Moche Portrait Head Bottle


Portrait Head Bottle, 5th–6th century (Moche culture), Peru, ceramic, 32.39 cm high (The Metropolitan Museum of Art)


[0:00] [music]

Dr. Steven Zucker: [0:06] We’re standing in the Metropolitan Museum of Art, in the galleries devoted to the Pre-Columbian art of South America, and looking at an object that comes from what is present-day Peru that was made by the Moche culture. It’s a ceramic bottle, and this is one of thousands of bottles that have been found.

Dr. Sarahh Scher: [0:24] It seems to have been something that was very important to them to produce in large numbers. We know that they used molds to produce a lot of their ceramics, and that they were making things in multiples even when they were finishing the surfaces by hand.

Dr. Zucker: [0:36] We see some beautiful finish work. First of all, it’s clear that the clay has been burnished, probably with a smooth implement like a river stone or something that would have been able to produce that very glossy, almost glaze-like quality, but this is not glazed. It is, however, very characteristic of Moche ceramic ware, with this very unusual spout, which is known as a stirrup spout.

Dr. Scher: [0:58] It’s something that we see quite a lot in Moche vessels that are made for high-status consumption. It’s something that is a revival to some extent of earlier styles that are seen in the Chavin and the Cupisnique culture, and may even refer to the Moche looking back to those earlier cultures and their prestige and claiming it for themselves.

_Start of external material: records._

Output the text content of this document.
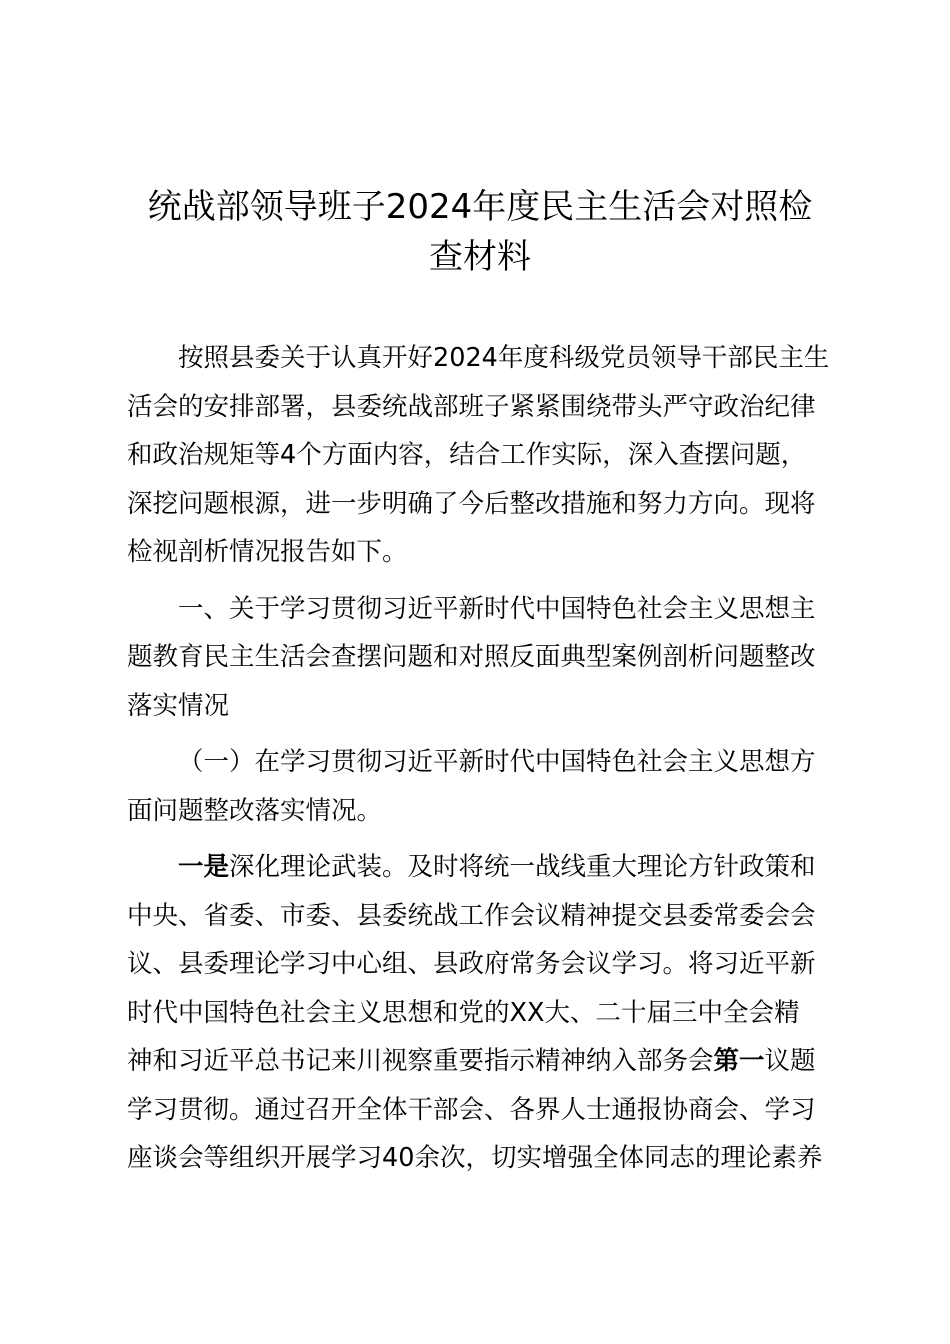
统战部领导班子2024年度民主生活会对照检
查材料

按照县委关于认真开好2024年度科级党员领导干部民主生
活会的安排部署，县委统战部班子紧紧围绕带头严守政治纪律
和政治规矩等4个方面内容，结合工作实际，深入查摆问题，
深挖问题根源，进一步明确了今后整改措施和努力方向。现将
检视剖析情况报告如下。

一、关于学习贯彻习近平新时代中国特色社会主义思想主
题教育民主生活会查摆问题和对照反面典型案例剖析问题整改
落实情况

（一）在学习贯彻习近平新时代中国特色社会主义思想方
面问题整改落实情况。

一是深化理论武装。及时将统一战线重大理论方针政策和
中央、省委、市委、县委统战工作会议精神提交县委常委会会
议、县委理论学习中心组、县政府常务会议学习。将习近平新
时代中国特色社会主义思想和党的XX大、二十届三中全会精
神和习近平总书记来川视察重要指示精神纳入部务会第一议题
学习贯彻。通过召开全体干部会、各界人士通报协商会、学习
座谈会等组织开展学习40余次，切实增强全体同志的理论素养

Dr. Zucker: [1:19] This object that we’re looking at, although it itself is very old, could be referring to something even more ancient.

[1:26] Let’s take a close look at it. You have this beautiful human face, this probably male face, with this sharp nose, who seems to be looking directly out at us. The ears are oddly pushed forward. He’s also clearly wearing something wrapped around his head.

Dr. Scher: [1:41] He’s wearing a head cloth. In this case, it’s been placed over the head and then folded and wrapped so that you have what is essentially a cap of fabric and then another flap coming down the back and covering most of the hair.

Dr. Zucker: [1:54] You can see its folds and its overlapping. You can also see that this representation, presumably of something woven into the cloth, that shows a dragon-like figure, a serpent.

Dr. Scher: [2:05] They’re referred to usually as feline serpents because they tend to have ears. They’re a very common motif in Moche art. We find them everywhere.

Dr. Zucker: [2:13] This is a ceramic representation of a depiction in cloth. You can also see the painting directly on the face.

Dr. Scher: [2:20] We do see a lot of body painting, both on men and women, in Moche art. There’s not been a lot of research that’s been able to show what particular designs mean, with one exception, and we see it here.

Dr. Zucker: [2:33] Here, I think you’re probably referring to the very faint rendering that we see just at the chin.

Dr. Scher: [2:38] Yes. The band that runs along the contour of the chin and looks like it has these three little oblong objects that are hanging from it. Those are meant to be representations of the pupae of flies.

[2:53] As grotesque as that may sound, what it’s a reference to is the sacrifice that was practiced in Moche culture of warriors, who then were very frequently left exposed for a certain amount of time for the flies to devour and for their flesh to at least partially decompose.

[3:12] There are some associations in Moche art of flies as being almost vehicles for human spirits to the underworld, and it’s a way of marking somebody as someone who’s going to be sacrificed.

Dr. Zucker: [3:23] What’s interesting is that the figure is shown with such nobility, and yet we’re also seeing a figure that is to be sacrificed.

Dr. Scher: [3:30] Well, in the case of the Moche, it was important that the person being sacrificed was healthy and strong and brave. He would have been somebody from the elites who had proven himself in warfare, but had lost one critical battle.

Dr. Zucker: [3:46] When then is a vessel like this made, how was it used? We know so little about these people.

Dr. Scher: [3:52] These sorts of objects are not just being found in graves, they’re also being found in domestic spaces, in areas that we might think of as maybe being middle class.

[4:01] These may have been objects that were used not only by the elites, but also were given as gifts to the middle class, perhaps as status gifts, to help associate them and to bind them symbolically to the upper classes, and that were part of their participation in the mythology and the worldview of the elites that legitimized their rule.

Dr. Zucker: [4:22] I want the face on this vessel to open its mouth and to tell us exactly what it means.

Dr. Scher: [4:27] That would be fantastic.